What Causes Upper-Level Troughs to Develop?

As a starting point, we image a polar front that is oriented east to west in a straight line, and separates colder polar air from warmer tropical air. This front shows no or little signs of weather activity. The isolines of temperature and pressure are parallel to each other at any level above ground (see Figure 3).

Figure 3: Initial condition of the polar front before trough formation. The temperature isolines (green dotted line) and the geopotential height (blue line) are parallel to each other at all atmospheric levels.

However, when considered in a vertical cross-section, warm air masses are thicker than cold ones. As a result of this, pressure surfaces are more strongly inclined at higher levels than close to the ground (see Figure 4). Consequently, geostrophic winds will increase with height and result in jet force winds below the tropopause.

Figure 4: The inclination of isobars increases steadily with height at an air mass boundary such as the polar front. Vg is the geostrophic wind.

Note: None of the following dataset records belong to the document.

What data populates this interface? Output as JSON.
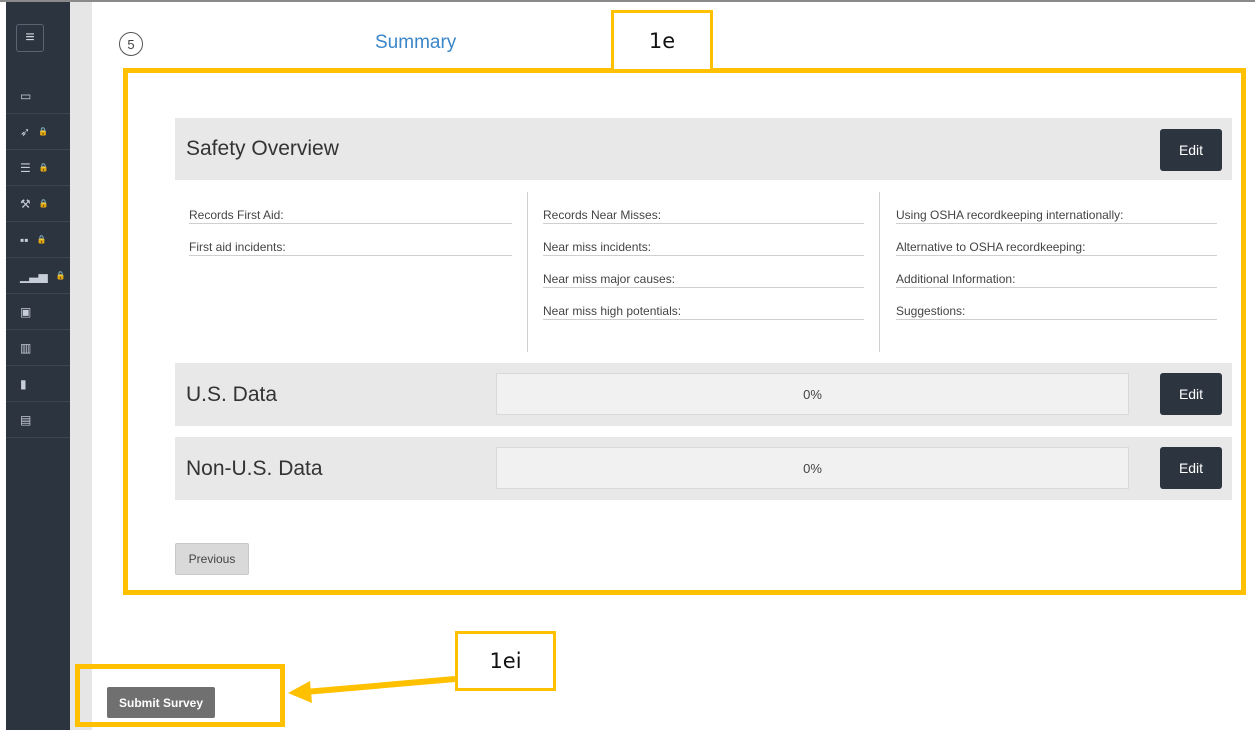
{
  "sidebar": {
    "menu_icon": "hamburger-icon",
    "items": [
      {
        "icon": "window-icon",
        "locked": false
      },
      {
        "icon": "paper-plane-icon",
        "locked": true
      },
      {
        "icon": "list-icon",
        "locked": true
      },
      {
        "icon": "tools-icon",
        "locked": true
      },
      {
        "icon": "grid-icon",
        "locked": true
      },
      {
        "icon": "bar-chart-icon",
        "locked": true
      },
      {
        "icon": "id-card-icon",
        "locked": false
      },
      {
        "icon": "open-book-icon",
        "locked": false
      },
      {
        "icon": "book-icon",
        "locked": false
      },
      {
        "icon": "document-icon",
        "locked": false
      }
    ]
  },
  "header": {
    "step_number": "5",
    "title": "Summary"
  },
  "annotations": {
    "frame_label": "1e",
    "submit_label": "1ei",
    "color": "#ffc000"
  },
  "safety": {
    "title": "Safety Overview",
    "edit_label": "Edit",
    "columns": [
      [
        "Records First Aid:",
        "First aid incidents:"
      ],
      [
        "Records Near Misses:",
        "Near miss incidents:",
        "Near miss major causes:",
        "Near miss high potentials:"
      ],
      [
        "Using OSHA recordkeeping internationally:",
        "Alternative to OSHA recordkeeping:",
        "Additional Information:",
        "Suggestions:"
      ]
    ]
  },
  "us_data": {
    "title": "U.S. Data",
    "progress": "0%",
    "edit_label": "Edit"
  },
  "non_us_data": {
    "title": "Non-U.S. Data",
    "progress": "0%",
    "edit_label": "Edit"
  },
  "buttons": {
    "previous": "Previous",
    "submit": "Submit Survey"
  },
  "colors": {
    "sidebar": "#2c3440",
    "accent": "#3a86c8",
    "annotation": "#ffc000"
  }
}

In reality, differential heating of the surface terrain permanently influences the polar front, as do orographic features such as mountain ranges, which deviate the westerly flow (see the training module on Lee Cyclogenesis).

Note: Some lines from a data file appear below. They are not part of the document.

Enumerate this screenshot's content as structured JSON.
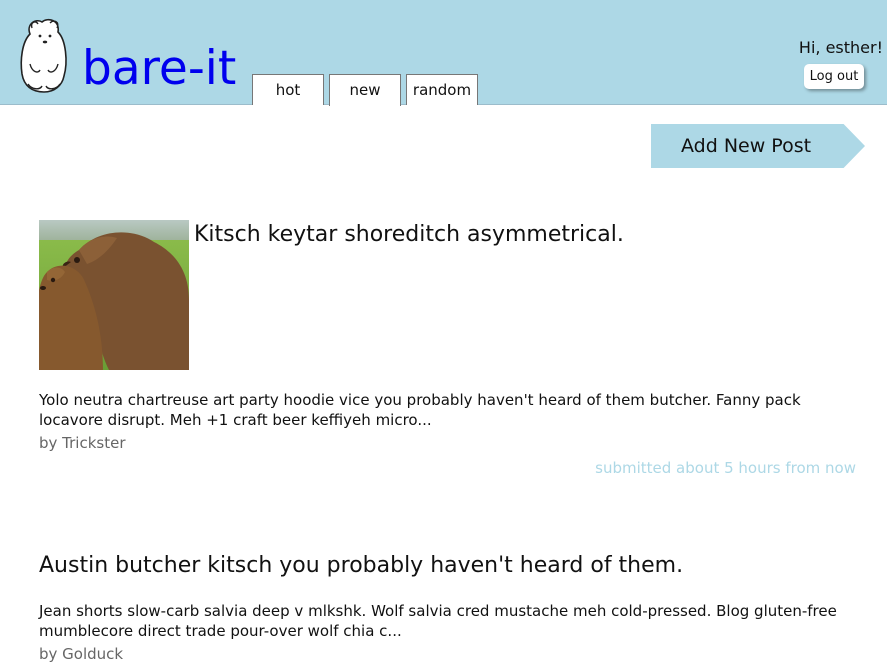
{
  "header": {
    "site_title": "bare-it",
    "greeting": "Hi, esther!",
    "logout_label": "Log out",
    "logo_icon": "polar-bear-icon",
    "tabs": [
      {
        "label": "hot"
      },
      {
        "label": "new",
        "active": true
      },
      {
        "label": "random"
      }
    ]
  },
  "actions": {
    "add_post_label": "Add New Post"
  },
  "posts": [
    {
      "title": "Kitsch keytar shoreditch asymmetrical.",
      "thumbnail": "bears-photo",
      "excerpt": "Yolo neutra chartreuse art party hoodie vice you probably haven't heard of them butcher. Fanny pack locavore disrupt. Meh +1 craft beer keffiyeh micro...",
      "author": "by Trickster",
      "submitted": "submitted about 5 hours from now"
    },
    {
      "title": "Austin butcher kitsch you probably haven't heard of them.",
      "excerpt": "Jean shorts slow-carb salvia deep v mlkshk. Wolf salvia cred mustache meh cold-pressed. Blog gluten-free mumblecore direct trade pour-over wolf chia c...",
      "author": "by Golduck"
    }
  ],
  "colors": {
    "header_bg": "#add8e6",
    "title_link": "#0000ee",
    "author_text": "#666666",
    "timestamp_text": "#add8e6"
  }
}
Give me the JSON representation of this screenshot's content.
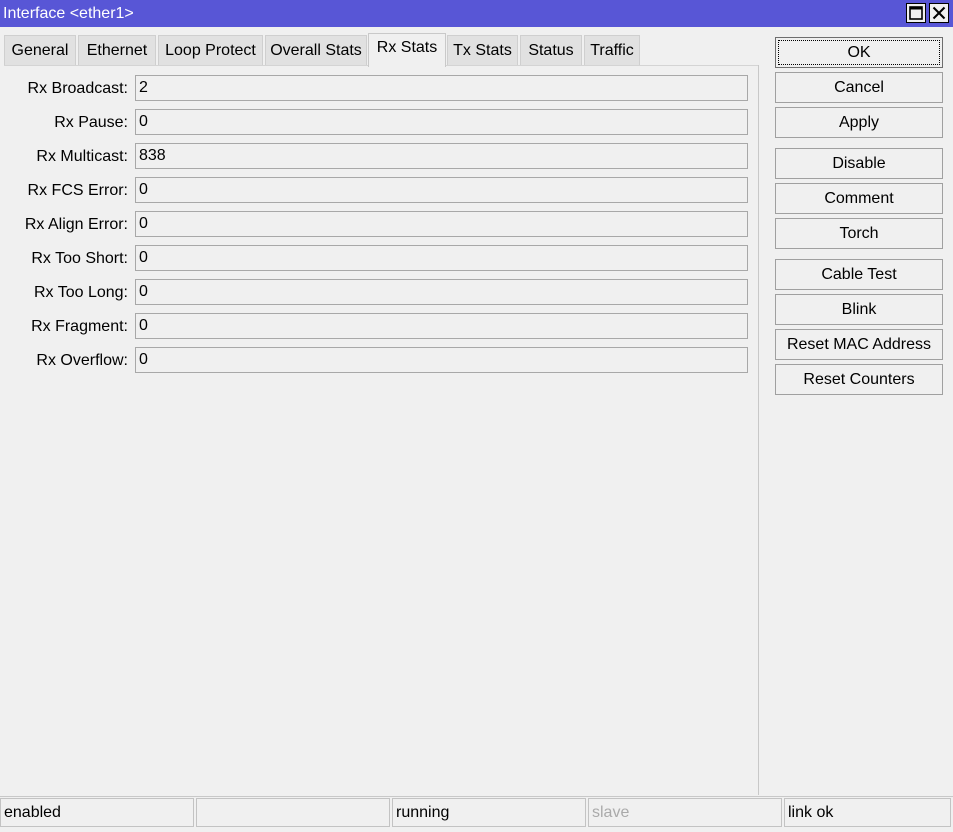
{
  "window": {
    "title": "Interface <ether1>"
  },
  "colors": {
    "titlebar": "#5856d6",
    "background": "#f0f0f0"
  },
  "tabs": [
    {
      "label": "General"
    },
    {
      "label": "Ethernet"
    },
    {
      "label": "Loop Protect"
    },
    {
      "label": "Overall Stats"
    },
    {
      "label": "Rx Stats",
      "active": true
    },
    {
      "label": "Tx Stats"
    },
    {
      "label": "Status"
    },
    {
      "label": "Traffic"
    }
  ],
  "fields": [
    {
      "label": "Rx Broadcast:",
      "value": "2"
    },
    {
      "label": "Rx Pause:",
      "value": "0"
    },
    {
      "label": "Rx Multicast:",
      "value": "838"
    },
    {
      "label": "Rx FCS Error:",
      "value": "0"
    },
    {
      "label": "Rx Align Error:",
      "value": "0"
    },
    {
      "label": "Rx Too Short:",
      "value": "0"
    },
    {
      "label": "Rx Too Long:",
      "value": "0"
    },
    {
      "label": "Rx Fragment:",
      "value": "0"
    },
    {
      "label": "Rx Overflow:",
      "value": "0"
    }
  ],
  "buttons": {
    "ok": "OK",
    "cancel": "Cancel",
    "apply": "Apply",
    "disable": "Disable",
    "comment": "Comment",
    "torch": "Torch",
    "cable_test": "Cable Test",
    "blink": "Blink",
    "reset_mac": "Reset MAC Address",
    "reset_counters": "Reset Counters"
  },
  "status": {
    "state": "enabled",
    "empty": "",
    "running": "running",
    "slave": "slave",
    "link": "link ok"
  }
}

When such a perturbation of the polar front occurs, such as through cold air protruding to the south or a warm air mass moving north, a shift between the thermal and geopotential wave can be observed (see Figure 5).

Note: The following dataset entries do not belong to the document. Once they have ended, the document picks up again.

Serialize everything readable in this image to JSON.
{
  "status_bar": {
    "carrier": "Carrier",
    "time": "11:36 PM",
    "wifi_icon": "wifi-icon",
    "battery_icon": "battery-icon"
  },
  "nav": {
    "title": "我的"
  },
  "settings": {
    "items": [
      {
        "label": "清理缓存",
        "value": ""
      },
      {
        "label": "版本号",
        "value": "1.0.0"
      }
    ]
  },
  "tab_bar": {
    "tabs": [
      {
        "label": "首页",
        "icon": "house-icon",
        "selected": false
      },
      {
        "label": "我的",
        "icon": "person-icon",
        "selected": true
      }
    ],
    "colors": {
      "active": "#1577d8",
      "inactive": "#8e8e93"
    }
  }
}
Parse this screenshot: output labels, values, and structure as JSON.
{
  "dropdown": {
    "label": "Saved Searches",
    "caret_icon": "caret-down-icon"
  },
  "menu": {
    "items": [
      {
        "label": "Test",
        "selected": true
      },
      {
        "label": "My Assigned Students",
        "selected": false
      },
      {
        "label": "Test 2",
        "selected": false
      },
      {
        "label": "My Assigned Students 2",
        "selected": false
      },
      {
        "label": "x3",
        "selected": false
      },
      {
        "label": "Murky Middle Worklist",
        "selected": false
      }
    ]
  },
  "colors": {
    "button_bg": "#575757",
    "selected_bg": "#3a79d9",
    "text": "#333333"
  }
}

Figure 5: For an amplifying trough, the temperature wave (green dotted line) lags behind the geopotential wave (blue line). Both parameters are depicted at the 500 hPa pressure level.

During their formation, troughs do not exhibit a closed circulation. The trough axis is usually inclined northeast to southwest in the early phase (positive tilt) and northwest to southeast when dissipating (negative tilt).

Figure 6: Schematic of troughs with positive and negative tilt (red line). Blue lines show the geopotential height at 500 hPa.

A vertical cross-section would show the area of lowest pressure inclined backwards in the early stage and moving into an upright position towards the end of the process's life cycle. This is especially true for troughs connected with a pressure minimum at the surface level, which is caused by upper-level dynamics at jet-level (see the effect of curvature).

In some cases, the upper-level dynamics involved in the creation of a trough are not strong enough to produce an effect at ground level (for the basics see the effect of mass conservation). This is especially true when upper-level divergence is weak due to missing acceleration and deceleration of the jet stream.